The mission statement of the Software Heritage is “… to collect, preserve, and share all software that is publicly available in source code form.”
What are the uses of the preserved source code that is collected? Lots of people visit preserved buildings, but very few people are interested in looking at source code.
One use-case is tracking the evolution of changes in developer usage of various programming language constructs. It is possible to use Github to track the adoption of language features introduced after 2008, when the company was founded, e.g., new language constructs in Java. Over longer time-scales, the Software Heritage, which has source code going back to the 1960s, is the only option.
One question that keeps cropping up when discussing the C Standard, is whether K&R C continues to be used. Technically, K&R C is the language defined by the book that introduced C to the world. Over time, differences between K&R C and the C Standard have fallen away, as compilers cease supporting particular K&R ways of doing things (as an option or otherwise).
These days, saying that code uses K&R C is taken to mean that it contains functions defined using the K&R style (see sentence 1818), e.g.,
int f(a, b)
/* declarations and statements */
int f(int a, float b)
/* declarations and statements */
As well as the syntactic differences, there are semantic differences between the two styles of function definition, but these are not relevant here.
How much longer should the C Standard continue to support the K&R style of function definition?
The WG14 committee prides itself on not breaking existing code, or at least not lots of it.
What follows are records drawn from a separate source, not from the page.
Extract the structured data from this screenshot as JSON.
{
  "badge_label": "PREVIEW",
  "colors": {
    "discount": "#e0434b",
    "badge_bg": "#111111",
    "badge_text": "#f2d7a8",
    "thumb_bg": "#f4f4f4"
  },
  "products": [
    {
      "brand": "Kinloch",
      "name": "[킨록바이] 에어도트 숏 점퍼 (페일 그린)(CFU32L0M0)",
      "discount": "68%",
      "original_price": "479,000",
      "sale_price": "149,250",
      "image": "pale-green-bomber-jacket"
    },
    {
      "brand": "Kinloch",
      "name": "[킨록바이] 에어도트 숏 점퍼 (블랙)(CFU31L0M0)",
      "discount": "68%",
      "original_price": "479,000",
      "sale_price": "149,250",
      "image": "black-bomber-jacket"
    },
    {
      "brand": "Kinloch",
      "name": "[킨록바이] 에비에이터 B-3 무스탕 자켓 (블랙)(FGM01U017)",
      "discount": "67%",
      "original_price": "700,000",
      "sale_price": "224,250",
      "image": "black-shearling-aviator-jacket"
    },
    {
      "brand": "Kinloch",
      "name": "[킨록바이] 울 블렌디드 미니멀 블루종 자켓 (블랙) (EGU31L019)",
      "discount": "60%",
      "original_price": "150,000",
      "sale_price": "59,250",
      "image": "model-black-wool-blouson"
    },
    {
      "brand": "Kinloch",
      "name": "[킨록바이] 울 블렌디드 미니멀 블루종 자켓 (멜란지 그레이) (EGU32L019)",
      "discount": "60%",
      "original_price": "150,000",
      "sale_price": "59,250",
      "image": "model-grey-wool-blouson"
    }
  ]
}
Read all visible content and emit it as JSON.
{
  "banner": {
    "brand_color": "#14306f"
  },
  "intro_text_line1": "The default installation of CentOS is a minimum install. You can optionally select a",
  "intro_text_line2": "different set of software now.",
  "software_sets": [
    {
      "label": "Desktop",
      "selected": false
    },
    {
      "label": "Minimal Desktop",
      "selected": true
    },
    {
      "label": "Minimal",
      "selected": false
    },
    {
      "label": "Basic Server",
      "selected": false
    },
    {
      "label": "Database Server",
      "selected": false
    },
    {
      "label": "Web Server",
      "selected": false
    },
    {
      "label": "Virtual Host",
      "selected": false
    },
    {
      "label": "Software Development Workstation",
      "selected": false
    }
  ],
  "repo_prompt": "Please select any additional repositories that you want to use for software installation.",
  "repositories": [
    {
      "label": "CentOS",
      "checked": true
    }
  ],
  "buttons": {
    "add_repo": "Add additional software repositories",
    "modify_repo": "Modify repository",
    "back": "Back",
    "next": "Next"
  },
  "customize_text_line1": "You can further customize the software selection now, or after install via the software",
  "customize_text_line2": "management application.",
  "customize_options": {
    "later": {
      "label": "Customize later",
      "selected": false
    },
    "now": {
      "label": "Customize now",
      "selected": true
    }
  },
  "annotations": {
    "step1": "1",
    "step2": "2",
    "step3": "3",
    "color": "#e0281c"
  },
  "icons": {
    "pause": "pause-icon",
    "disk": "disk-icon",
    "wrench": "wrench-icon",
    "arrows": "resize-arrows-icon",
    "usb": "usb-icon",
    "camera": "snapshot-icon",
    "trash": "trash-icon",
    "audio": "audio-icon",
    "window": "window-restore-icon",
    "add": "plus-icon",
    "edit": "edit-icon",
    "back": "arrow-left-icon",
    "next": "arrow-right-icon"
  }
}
How much code is out there, being actively maintained, and containing K&R function definitions?
Members of the committee agree that they rarely encounter this K&R usage, and it would be useful to have some idea of the decline in use over time (with the intent of removing support in some future revision of the standard).
One way to estimate the evolution in the use/non-use of K&R style function definitions is to analyse the C source created in each year since the late 1970s.
The question is then: How representative is the Software Heritage C source, compared to all the C source currently being actively maintained?
The Software Heritage preserves publicly available source, plus the non-public, proprietary source forming the totality of the C currently being maintained. Does the public and non-public C source have similar characteristics, or are there application domains which are poorly represented in the publicly available source?
Embedded systems is a very large and broad application domain that is poorly represented in the publicly available C source. Embedded source tends to be heavily tied to the hardware on which it runs, and vendors tend to be paranoid about releasing internal details about their products.
The various embedded systems domains (e.g., 8, 16, 32, 64-bit processor) tend to be a world unto themselves, and I would not be surprised to find out that there are enclaves of K&R usage (perhaps because there is no pressure to change, or because the available tools are ancient).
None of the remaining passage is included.